Maria burned for a real man, dangerous and unpredictable. A powerful, passionate man who could make her scream in ecstasy. Patrick was not a man. He was hipster cool with his black framed glasses, ironic flannel shirts and pomade slicked hair. On first appearance, he looked like the man she wanted and it was nice to pretend with him; however, after a while, she identified him as a fraud. He was the dollar store knockoff, camouflaged in shirts that would never see a drop of grease and hands that would never turn a wrench, get a drop of blood on them or touch her in the way she needed.
As she plodded towards an open table, grimy yet clean in only the way public furniture can be, she noticed a man sitting alone. He was reading an old nondescript book, yellowed and worn, quietly sipping his coffee. As she brushed past him, he looked up at her and effortlessly twisted the left side of his mouth into a subtle smirk, narrowing his eyes a bit which intensified their speckled auburn coloring. She stabbed a conspirator’s grin towards him, exposing her pearl white teeth, lightly stained from the daily coffee and the tar of a social smoker.
“Hi,” he said, “how’s your day?” His voice, with a subtle rasp, echoed off the windows behind her.
“It’s going just fine, thank you. How about you?” She whispered back, not wanting to raise her voice to a level where Patrick might hear. “Just waiting for my coffee, you know how complicated a coffee order has become these days.”
“Not for me, I always just drink mine black with two sugars. Coffee shouldn’t be complicated, you know.” He tightened his face a little and nodded towards Patrick.
She could feel the sudden rush of blood painting her face pink. She noticed the painting above the man. It was a retro inspired painting which said “Ski Vail” and showed caricatures of people in embroidered snowflake sweaters skiing fresh snow and warming themselves by massive stone fireplace as a blizzard raged outside. It was pop culture at its finest, exactly the type of art you would expect to see in a coffee shop.

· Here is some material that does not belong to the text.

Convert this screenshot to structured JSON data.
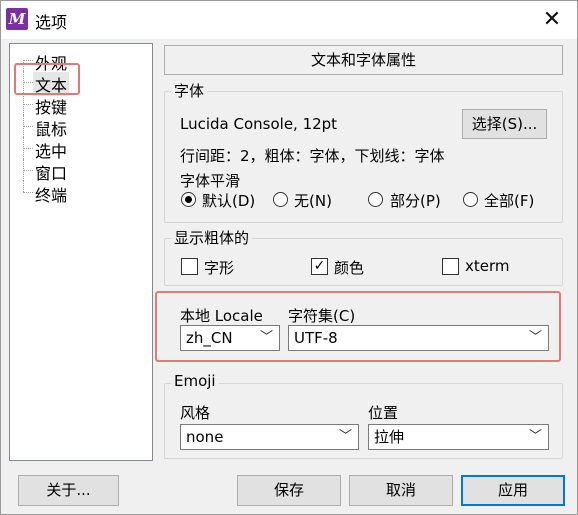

The floodwaters of fantasy quickly enveloped her consciousness. They were in Vail, effortlessly sliding down jagged mountain peaks as the sun lightly branded their exposed cheeks the ruddy color that only comes from being active outdoors. They sat by the fire and talked, she lightly snickering and touching his arm, lost in one another in only the way that true lovers can.

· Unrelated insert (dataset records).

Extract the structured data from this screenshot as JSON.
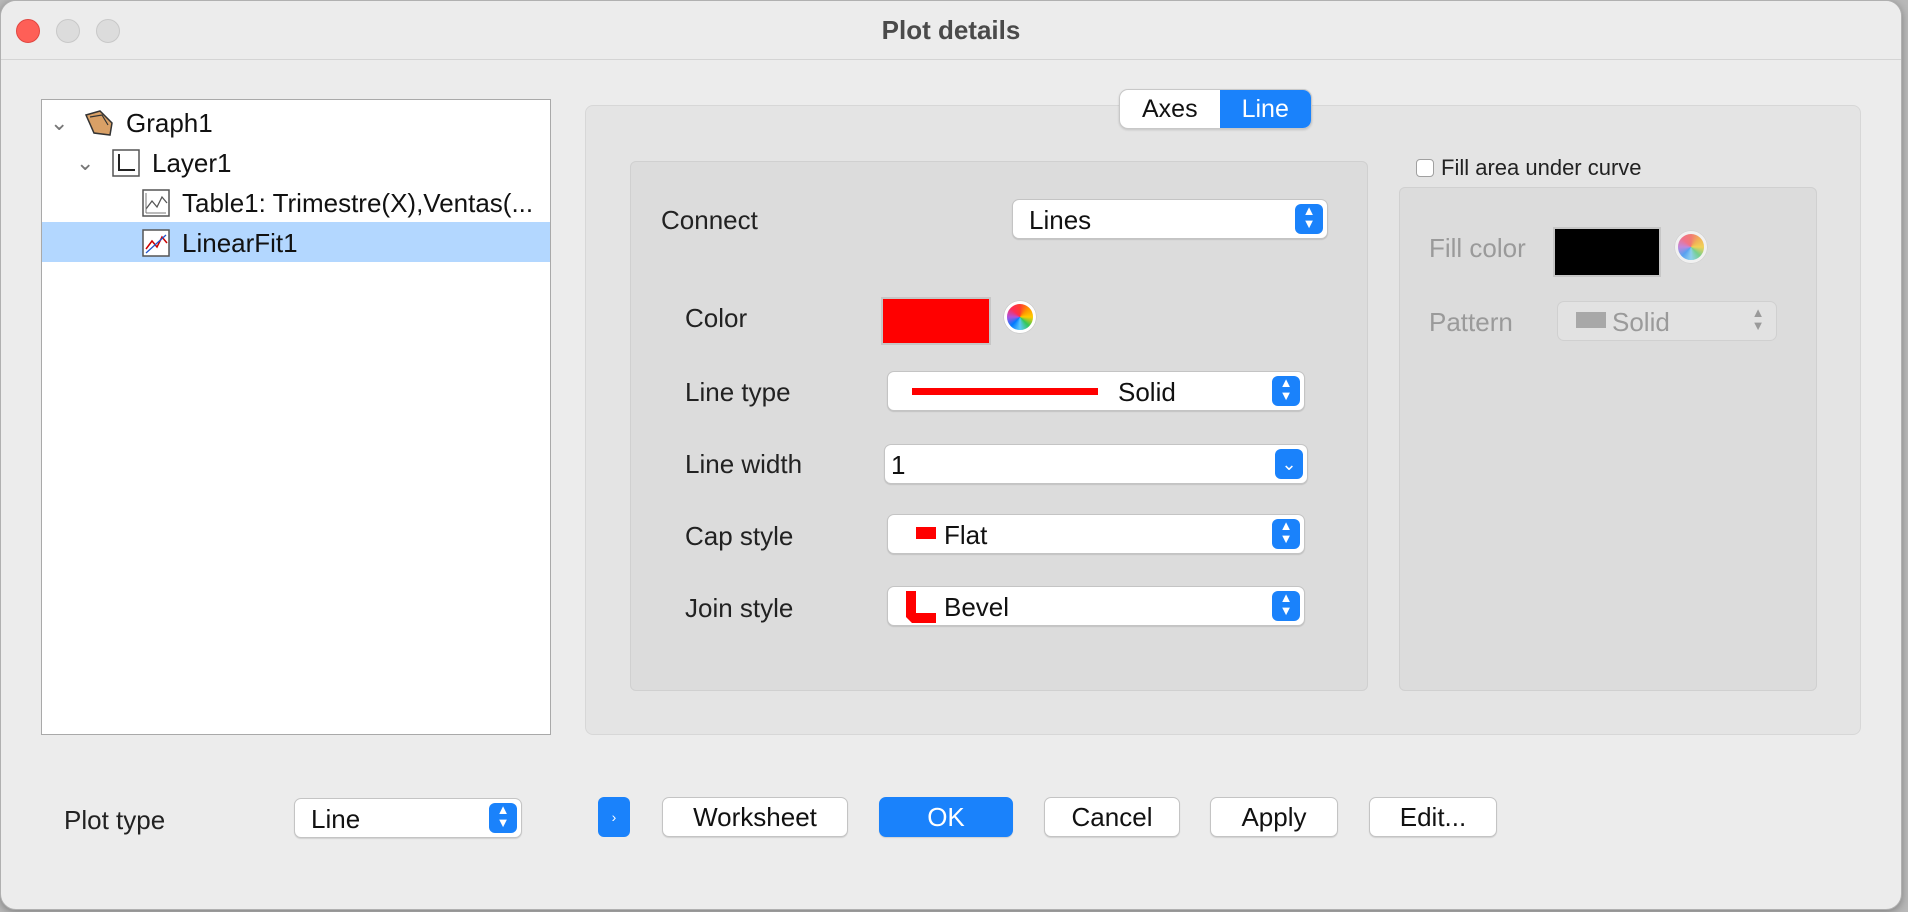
{
  "window": {
    "title": "Plot details"
  },
  "tree": {
    "items": [
      {
        "label": "Graph1"
      },
      {
        "label": "Layer1"
      },
      {
        "label": "Table1: Trimestre(X),Ventas(..."
      },
      {
        "label": "LinearFit1",
        "selected": true
      }
    ]
  },
  "tabs": [
    {
      "label": "Axes"
    },
    {
      "label": "Line",
      "active": true
    }
  ],
  "line": {
    "connect_label": "Connect",
    "connect_value": "Lines",
    "color_label": "Color",
    "color_value": "#ff0000",
    "line_type_label": "Line type",
    "line_type_value": "Solid",
    "line_width_label": "Line width",
    "line_width_value": "1",
    "cap_style_label": "Cap style",
    "cap_style_value": "Flat",
    "join_style_label": "Join style",
    "join_style_value": "Bevel"
  },
  "fill": {
    "checkbox_label": "Fill area under curve",
    "checked": false,
    "fill_color_label": "Fill color",
    "fill_color_value": "#000000",
    "pattern_label": "Pattern",
    "pattern_value": "Solid"
  },
  "footer": {
    "plot_type_label": "Plot type",
    "plot_type_value": "Line",
    "worksheet_button": "Worksheet",
    "ok_button": "OK",
    "cancel_button": "Cancel",
    "apply_button": "Apply",
    "edit_button": "Edit..."
  },
  "icons": [
    "chevron-down-icon",
    "graph-icon",
    "layer-icon",
    "table-plot-icon",
    "fit-plot-icon",
    "color-wheel-icon",
    "stepper-icon"
  ]
}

She snapped out of her daydream with a renewed purpose. She decided it was time to take charge and stop complaining about life. He was going to be her salvation, delivering her from the bondage of complacency. She quietly wrote her number down winked at him and whispered, “Give me a call.” She quietly moved to an empty booth away from the stranger, ready to tell Patrick it was over.
Satisfied, she slid into the booth with a renewed purpose. Suddenly, the police burst into the shop, grabbed the man and violently slammed him to the worn tile floor, handcuffing him.  
“We finally got you, you sick bastard,” snarled one of the officers. “We found the heads. . .you’re gonna rot for this forever.”
The man looked over at her, the shock splashed across her face and bent his mouth into a grin. “All I wanted was just one more,” he whispered and blew her a kiss as he was rushed out the door.